One tea leaf for predicting how the Sixth Circuit might view OSHA’s statutory power comes from the Tiger Lily panel’s choice to narrowly read the CDC’s authority to prevent the transmission of diseases, said Ana Santos Rutschman, a law professor at the University of St. Louis. The court used that narrow reading despite the Public Health Act allowing for “other measures” aside from a handful of specific methods listed in the law, she said.

But Rutschman and other legal scholars noted that OSHA has a stronger argument for its emergency temporary rule than the CDC had for the eviction moratorium.

Worshiping During Pandemic

A different Sixth Circuit panel of three GOP judges blocked two Kentucky restrictions on religious gatherings in separate May 2020 rulings: one in Maryville Baptist Church v.
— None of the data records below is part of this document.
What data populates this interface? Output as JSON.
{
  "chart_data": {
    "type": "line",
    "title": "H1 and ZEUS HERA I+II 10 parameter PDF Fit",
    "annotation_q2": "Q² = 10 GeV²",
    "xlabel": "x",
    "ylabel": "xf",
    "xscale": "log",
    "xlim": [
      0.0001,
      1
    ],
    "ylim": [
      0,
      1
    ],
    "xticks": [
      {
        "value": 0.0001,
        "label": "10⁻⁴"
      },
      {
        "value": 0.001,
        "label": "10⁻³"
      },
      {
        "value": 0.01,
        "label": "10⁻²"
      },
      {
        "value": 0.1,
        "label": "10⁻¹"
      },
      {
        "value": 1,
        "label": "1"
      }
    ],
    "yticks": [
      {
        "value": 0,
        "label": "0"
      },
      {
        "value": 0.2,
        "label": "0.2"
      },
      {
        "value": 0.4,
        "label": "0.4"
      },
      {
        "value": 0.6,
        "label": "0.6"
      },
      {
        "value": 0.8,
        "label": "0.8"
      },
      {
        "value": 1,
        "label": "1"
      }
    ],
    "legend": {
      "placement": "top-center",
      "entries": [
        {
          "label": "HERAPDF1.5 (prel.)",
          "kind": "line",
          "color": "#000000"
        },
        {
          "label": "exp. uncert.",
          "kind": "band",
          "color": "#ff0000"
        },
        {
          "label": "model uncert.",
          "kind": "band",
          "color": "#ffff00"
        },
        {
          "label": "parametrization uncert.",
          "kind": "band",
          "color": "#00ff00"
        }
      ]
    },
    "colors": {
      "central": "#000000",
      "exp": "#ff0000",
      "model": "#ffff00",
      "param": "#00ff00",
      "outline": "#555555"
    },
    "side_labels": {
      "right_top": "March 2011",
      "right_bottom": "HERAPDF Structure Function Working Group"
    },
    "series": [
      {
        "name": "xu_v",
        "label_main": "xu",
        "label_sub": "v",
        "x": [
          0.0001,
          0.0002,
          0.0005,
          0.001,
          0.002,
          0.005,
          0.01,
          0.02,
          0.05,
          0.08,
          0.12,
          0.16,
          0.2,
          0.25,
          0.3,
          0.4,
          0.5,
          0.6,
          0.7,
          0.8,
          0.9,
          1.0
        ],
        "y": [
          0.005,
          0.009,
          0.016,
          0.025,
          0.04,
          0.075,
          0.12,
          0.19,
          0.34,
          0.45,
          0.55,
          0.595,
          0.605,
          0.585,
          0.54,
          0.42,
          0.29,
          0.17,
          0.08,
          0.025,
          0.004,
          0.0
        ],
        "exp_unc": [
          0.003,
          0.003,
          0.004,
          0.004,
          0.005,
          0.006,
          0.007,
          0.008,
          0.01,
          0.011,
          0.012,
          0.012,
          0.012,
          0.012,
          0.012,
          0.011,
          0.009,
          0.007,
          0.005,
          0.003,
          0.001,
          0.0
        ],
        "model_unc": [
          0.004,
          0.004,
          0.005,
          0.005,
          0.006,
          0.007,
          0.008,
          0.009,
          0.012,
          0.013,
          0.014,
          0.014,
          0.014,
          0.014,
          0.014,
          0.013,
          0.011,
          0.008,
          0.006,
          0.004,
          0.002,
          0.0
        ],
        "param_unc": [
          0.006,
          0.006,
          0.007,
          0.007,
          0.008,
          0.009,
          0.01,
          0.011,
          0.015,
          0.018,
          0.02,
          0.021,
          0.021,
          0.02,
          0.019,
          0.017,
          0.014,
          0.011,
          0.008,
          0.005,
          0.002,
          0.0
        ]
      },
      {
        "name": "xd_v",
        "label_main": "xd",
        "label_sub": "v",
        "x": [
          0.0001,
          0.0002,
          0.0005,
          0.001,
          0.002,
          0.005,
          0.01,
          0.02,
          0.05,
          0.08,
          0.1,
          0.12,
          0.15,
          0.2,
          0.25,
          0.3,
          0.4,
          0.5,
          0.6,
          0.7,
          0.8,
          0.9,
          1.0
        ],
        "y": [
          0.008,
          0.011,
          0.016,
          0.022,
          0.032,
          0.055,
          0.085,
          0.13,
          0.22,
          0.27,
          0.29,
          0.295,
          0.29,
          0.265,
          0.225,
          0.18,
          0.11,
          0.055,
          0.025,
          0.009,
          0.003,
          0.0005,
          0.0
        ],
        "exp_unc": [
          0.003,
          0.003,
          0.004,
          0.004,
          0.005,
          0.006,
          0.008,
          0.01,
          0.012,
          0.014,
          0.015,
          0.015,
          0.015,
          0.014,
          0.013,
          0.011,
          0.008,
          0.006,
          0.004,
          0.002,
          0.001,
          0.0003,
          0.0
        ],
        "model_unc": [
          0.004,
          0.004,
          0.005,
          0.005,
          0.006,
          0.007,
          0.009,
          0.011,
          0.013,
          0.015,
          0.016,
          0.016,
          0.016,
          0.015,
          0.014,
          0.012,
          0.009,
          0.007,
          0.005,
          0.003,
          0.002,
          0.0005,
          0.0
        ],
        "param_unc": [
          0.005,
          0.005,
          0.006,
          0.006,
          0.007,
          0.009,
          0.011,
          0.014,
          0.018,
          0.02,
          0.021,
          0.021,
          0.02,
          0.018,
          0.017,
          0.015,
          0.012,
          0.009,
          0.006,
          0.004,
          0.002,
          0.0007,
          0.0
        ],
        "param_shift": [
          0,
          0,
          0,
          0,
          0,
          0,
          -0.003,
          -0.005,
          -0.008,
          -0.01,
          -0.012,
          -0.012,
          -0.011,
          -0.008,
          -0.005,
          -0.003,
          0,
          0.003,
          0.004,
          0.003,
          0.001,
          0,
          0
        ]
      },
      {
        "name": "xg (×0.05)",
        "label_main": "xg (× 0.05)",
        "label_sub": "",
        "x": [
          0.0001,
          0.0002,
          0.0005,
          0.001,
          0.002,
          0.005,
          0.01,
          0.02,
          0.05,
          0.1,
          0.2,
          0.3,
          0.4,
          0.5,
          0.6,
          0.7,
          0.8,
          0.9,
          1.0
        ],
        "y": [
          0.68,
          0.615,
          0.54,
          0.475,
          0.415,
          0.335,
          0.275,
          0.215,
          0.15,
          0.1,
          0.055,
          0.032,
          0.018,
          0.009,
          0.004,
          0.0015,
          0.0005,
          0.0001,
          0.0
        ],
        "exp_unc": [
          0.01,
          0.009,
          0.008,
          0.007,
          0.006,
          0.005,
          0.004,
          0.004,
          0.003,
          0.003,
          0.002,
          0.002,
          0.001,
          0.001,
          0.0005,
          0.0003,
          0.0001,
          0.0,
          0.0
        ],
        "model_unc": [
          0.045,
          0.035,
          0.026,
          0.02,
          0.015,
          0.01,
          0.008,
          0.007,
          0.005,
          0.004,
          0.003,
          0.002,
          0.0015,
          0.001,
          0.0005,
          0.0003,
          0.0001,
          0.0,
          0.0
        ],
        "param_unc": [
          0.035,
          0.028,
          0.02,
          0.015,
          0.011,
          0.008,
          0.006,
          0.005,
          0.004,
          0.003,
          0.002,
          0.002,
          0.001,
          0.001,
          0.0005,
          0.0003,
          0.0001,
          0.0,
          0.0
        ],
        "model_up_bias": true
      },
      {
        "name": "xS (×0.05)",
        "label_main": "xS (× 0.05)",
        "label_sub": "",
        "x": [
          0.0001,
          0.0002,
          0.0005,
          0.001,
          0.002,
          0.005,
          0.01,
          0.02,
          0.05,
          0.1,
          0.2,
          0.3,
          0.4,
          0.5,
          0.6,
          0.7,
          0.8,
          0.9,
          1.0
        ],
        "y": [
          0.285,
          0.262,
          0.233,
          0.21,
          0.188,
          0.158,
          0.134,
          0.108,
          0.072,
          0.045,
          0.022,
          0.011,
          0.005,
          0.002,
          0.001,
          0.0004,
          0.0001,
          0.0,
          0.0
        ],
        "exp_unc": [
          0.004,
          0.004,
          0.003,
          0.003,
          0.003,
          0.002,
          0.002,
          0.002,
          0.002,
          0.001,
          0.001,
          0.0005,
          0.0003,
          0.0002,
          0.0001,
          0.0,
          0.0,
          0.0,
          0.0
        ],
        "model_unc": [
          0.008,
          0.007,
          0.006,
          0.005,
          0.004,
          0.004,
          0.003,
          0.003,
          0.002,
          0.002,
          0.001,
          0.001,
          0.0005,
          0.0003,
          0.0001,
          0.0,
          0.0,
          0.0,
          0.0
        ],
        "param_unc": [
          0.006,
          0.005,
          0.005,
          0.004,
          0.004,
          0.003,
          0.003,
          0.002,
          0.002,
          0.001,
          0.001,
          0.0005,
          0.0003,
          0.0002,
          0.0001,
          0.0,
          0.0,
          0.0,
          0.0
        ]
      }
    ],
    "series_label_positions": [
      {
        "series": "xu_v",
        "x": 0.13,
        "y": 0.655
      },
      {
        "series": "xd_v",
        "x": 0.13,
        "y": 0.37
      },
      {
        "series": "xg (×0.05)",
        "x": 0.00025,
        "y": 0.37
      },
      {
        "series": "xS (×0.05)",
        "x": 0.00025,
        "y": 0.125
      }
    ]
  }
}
Beshear regarding drive-in services; and another in Roberts v. Neace, which dealt with in-person gatherings.

Although distinct from the agency authority issues at play in Tiger Lily and the shot-or-test rule case, the decisions show how the Sixth Circuit has moved boldly against pandemic restrictions.

The Supreme Court, which refused to block pandemic limits on houses of worship until November 2020, has cited the Sixth Circuit’s Neace ruling in four decisions.

The high court cited Neace when it blocked California’s limitations on gatherings in its April ruling in Tandon v. Newsom, which said government regulations aren’t neutral “whenever they treat any comparable secular activity more favorably than religious exercise.” That notion—called “most favored nation status” by some legal observers—represents an apparent expansion of religious liberty.

The language in the Maryville Baptist Church and Neace opinions also signals a suspicion of deferring to public health experts or government officials during the pandemic, said Parmet, the Northeastern University professor.

“While the law may take periodic naps during a pandemic,” the Sixth Circuit said in both rulings, “we will not let it sleep through one.”